— Что вы говорите? Как интересно, — едва слышно отозвался Баринов, весь размякая за столом.
— Ну, дак как не интересно. Век прожила, христовенький, — вновь поясно склонилась Домнушка, и в мохнатеньких ее глазках наслоилась мгновенная мокрота. — Я и сама нынь баблю, как позовут, и особливо малым дитешонкам животы правлю. Жалко ведь малых: это мы чего-то сказать можем, как заболит, нам слово дадено, а ребятенка только гы-гы… Трешь, значит, в пупу. Корочку хлеба вырежешь, чтобы только в стакан вошла, ватку зажгешь, на пуп положишь. А потом стакан хлоп. Огонь потухнет, и стакан в живот вляпается. Но стакан худо, правда, а горшочек глиняной больно хорошо, да нет их ныне в продаже…
— Прекрасно. Просто прекрасно, — встрепенулась спутница Баринова — не то девица, не то женщина в годах. — Вы повторите все, а я запишу.
— Не-не, — замахала руками Домна, внезапно посуровев, и губы узелочком завязала. Но, минуту помолчав, что-то поборола в себе. — Вы уж спрячьте… Меня глупу чего записывать, только зря бумагу переводить. — И опять стронулась Домнина доверчивая душа, истосковавшаяся по нездешним людям, и всполошила мысли. — А нет стокашка, дак валечек. Потрешь спину, хребет. Повалисся, когда голодный, да маслом живот натер — и бабки не нать… Вы лягьте на диван-то, я погляжу, — предложила неожиданно, — и стыдного в том ничего нету.
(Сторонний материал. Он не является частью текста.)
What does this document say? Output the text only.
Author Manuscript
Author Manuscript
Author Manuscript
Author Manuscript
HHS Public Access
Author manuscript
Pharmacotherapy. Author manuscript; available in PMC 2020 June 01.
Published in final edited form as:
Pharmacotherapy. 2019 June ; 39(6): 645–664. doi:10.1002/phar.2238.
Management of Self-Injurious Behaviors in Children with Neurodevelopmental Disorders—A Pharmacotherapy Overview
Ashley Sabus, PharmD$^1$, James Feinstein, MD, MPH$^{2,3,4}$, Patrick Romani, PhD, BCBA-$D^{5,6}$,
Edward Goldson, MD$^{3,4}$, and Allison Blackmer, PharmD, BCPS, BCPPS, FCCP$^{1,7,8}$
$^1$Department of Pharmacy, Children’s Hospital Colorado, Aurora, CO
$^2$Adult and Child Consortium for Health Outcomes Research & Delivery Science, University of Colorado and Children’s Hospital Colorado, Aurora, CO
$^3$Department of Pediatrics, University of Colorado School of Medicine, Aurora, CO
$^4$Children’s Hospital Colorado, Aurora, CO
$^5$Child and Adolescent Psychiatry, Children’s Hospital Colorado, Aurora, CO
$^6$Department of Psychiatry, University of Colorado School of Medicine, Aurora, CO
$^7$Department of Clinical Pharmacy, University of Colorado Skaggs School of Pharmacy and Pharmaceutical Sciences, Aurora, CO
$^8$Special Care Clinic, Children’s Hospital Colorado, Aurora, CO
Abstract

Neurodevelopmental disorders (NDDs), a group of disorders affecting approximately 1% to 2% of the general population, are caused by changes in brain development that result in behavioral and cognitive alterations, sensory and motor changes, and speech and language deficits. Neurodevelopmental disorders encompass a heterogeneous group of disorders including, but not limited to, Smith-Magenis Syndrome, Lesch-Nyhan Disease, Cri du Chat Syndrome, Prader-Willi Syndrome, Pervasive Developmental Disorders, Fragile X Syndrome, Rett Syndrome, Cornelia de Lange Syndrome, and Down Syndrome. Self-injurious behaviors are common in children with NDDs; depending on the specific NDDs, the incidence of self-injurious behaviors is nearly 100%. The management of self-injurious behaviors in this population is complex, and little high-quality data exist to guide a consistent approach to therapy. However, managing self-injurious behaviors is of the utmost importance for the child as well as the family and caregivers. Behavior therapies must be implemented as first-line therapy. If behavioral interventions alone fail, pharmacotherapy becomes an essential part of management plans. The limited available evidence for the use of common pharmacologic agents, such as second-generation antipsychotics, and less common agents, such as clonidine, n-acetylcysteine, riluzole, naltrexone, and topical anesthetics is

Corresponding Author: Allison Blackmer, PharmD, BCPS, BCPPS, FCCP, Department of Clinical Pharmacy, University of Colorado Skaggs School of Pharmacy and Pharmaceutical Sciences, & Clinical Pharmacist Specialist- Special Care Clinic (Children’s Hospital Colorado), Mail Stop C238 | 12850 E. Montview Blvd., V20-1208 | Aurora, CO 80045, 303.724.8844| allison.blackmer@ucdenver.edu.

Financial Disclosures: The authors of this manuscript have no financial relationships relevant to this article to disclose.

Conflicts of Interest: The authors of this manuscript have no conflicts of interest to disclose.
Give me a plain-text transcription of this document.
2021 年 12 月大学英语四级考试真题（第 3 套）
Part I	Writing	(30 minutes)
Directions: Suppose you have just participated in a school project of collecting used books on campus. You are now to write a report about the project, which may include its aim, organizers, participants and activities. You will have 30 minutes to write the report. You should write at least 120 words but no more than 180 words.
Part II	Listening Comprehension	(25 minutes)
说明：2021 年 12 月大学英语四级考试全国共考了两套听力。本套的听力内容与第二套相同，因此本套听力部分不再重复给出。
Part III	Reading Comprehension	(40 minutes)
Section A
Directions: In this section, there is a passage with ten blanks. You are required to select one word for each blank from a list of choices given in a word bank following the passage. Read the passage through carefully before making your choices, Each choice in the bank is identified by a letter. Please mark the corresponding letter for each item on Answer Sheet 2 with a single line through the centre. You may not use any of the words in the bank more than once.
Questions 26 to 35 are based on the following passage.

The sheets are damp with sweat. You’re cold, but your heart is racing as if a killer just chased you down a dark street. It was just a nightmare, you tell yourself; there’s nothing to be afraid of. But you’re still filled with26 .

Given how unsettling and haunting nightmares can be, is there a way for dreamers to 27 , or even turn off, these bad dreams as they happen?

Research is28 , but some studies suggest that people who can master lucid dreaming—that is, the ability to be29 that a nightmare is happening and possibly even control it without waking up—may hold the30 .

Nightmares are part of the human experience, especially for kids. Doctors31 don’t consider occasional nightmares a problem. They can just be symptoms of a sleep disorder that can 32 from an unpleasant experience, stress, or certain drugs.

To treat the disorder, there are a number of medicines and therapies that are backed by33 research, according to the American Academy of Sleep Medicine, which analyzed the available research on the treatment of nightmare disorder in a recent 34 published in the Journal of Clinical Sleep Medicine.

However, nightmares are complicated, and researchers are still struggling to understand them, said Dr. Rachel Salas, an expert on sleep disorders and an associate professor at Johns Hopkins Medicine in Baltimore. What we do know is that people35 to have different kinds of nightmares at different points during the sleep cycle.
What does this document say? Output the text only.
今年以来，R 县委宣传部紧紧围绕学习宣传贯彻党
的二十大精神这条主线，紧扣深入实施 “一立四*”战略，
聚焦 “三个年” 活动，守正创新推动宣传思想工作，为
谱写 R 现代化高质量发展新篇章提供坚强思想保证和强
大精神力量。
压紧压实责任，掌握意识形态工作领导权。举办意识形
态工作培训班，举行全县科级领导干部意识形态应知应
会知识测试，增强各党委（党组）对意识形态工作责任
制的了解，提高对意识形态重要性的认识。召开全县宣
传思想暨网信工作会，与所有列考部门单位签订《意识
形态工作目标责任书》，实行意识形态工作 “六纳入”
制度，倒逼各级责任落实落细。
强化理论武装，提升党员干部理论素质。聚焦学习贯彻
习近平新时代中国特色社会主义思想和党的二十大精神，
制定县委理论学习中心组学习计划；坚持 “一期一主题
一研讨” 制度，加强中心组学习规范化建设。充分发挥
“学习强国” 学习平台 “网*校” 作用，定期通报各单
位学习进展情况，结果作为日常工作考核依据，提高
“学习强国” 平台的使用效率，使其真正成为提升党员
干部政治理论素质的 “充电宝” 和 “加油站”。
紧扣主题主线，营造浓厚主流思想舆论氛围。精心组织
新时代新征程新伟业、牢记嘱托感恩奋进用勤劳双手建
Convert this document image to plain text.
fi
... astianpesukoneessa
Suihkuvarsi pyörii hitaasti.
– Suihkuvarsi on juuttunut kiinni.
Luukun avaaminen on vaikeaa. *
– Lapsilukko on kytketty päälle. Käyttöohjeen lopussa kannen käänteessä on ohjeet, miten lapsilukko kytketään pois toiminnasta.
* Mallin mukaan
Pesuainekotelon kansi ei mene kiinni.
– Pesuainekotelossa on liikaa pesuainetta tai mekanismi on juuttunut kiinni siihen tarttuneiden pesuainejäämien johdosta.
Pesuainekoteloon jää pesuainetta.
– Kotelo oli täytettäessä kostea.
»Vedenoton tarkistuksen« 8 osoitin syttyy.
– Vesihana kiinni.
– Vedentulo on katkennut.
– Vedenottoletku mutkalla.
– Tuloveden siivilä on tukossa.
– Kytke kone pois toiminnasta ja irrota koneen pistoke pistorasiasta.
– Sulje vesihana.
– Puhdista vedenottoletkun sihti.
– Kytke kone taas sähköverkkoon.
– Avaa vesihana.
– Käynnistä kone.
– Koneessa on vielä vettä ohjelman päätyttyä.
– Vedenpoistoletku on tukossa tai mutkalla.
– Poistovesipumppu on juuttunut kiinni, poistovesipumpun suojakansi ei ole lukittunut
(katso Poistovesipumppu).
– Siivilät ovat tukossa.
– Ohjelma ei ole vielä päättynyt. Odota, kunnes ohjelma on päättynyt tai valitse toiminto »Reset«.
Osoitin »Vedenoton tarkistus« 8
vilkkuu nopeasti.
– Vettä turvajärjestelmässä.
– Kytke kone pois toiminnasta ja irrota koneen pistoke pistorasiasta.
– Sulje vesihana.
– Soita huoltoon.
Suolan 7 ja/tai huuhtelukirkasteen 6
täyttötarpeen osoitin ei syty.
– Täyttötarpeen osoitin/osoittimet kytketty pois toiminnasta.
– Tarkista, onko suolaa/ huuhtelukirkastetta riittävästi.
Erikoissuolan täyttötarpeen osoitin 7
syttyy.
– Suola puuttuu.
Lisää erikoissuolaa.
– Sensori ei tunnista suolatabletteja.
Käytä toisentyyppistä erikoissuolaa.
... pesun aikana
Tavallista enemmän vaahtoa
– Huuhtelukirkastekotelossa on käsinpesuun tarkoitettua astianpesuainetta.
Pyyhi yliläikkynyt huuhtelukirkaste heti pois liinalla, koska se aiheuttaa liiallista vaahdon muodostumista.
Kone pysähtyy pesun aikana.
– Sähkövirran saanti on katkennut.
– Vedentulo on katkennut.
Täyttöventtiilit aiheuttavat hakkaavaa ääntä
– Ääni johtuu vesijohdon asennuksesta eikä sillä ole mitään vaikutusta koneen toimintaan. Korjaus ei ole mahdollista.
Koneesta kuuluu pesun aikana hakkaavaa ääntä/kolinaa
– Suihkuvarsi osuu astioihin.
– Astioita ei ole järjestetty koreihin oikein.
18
Домнушка достала валек, каким раскатывают тесто а Пиотр Донович, несколько засмущавшись вдруг, строгим взглядом отослал покрасневшую спутницу на кухню, снял сурового полотна серый пиджак и распластался на диване… Стыдного-то, конечно, тут ничего нет, и унизительного, как ни говори, мало, но вот развалился плашмя, закатав по горло рубаху, и сразу вроде бы переменило человека: ни осанки прежней, благородной, ни ума особенного, ни разума складного — все куда-то подевалось, и старушонка эта егозливая и несколько насмешливая возвысилась над ним и обрела иное значенье. И это неожиданное возвышенье старой Домнушки над ним, доктором наук, именитым филологом, несколько смущало Баринова и унижало, но лишь до того начального мгновенья, пока бабка не погладила его живота шершавой скрипучей ладошкой. И все суетное откачнулось, и Баринов помимо своей воли словно бы впал в детство, и уже с особым вниманием наблюдал за лекарихой, испытывая при этом блаженное, редкое состояние покоя, которое приходит порой к человеку, как драгоценнейший дар… Сын мужика, уже смутно помнивший свое родство с землею, лежал перед Домной, и ей одного взгляда хватило, чтобы разглядеть и оплывший белый живот с коричневой изюминой круто завязанного пупка, и зыбкие рыхлые бока, приобретшие тот цвет увядания, изжелта-зеленоватый, который свойствен телу малоподвижному, и обвисшую, почти бабью, рыжеватую грудь. И ответно, покорно смотрел Пиотр Донович снизу, выкатив глаза, на пергаментные ручонки Домны, на седые кудерьки, выбившиеся из-под черного повойника на впалые виски, уже от одного лишь ожидания испытывая странное облегчение внутри себя.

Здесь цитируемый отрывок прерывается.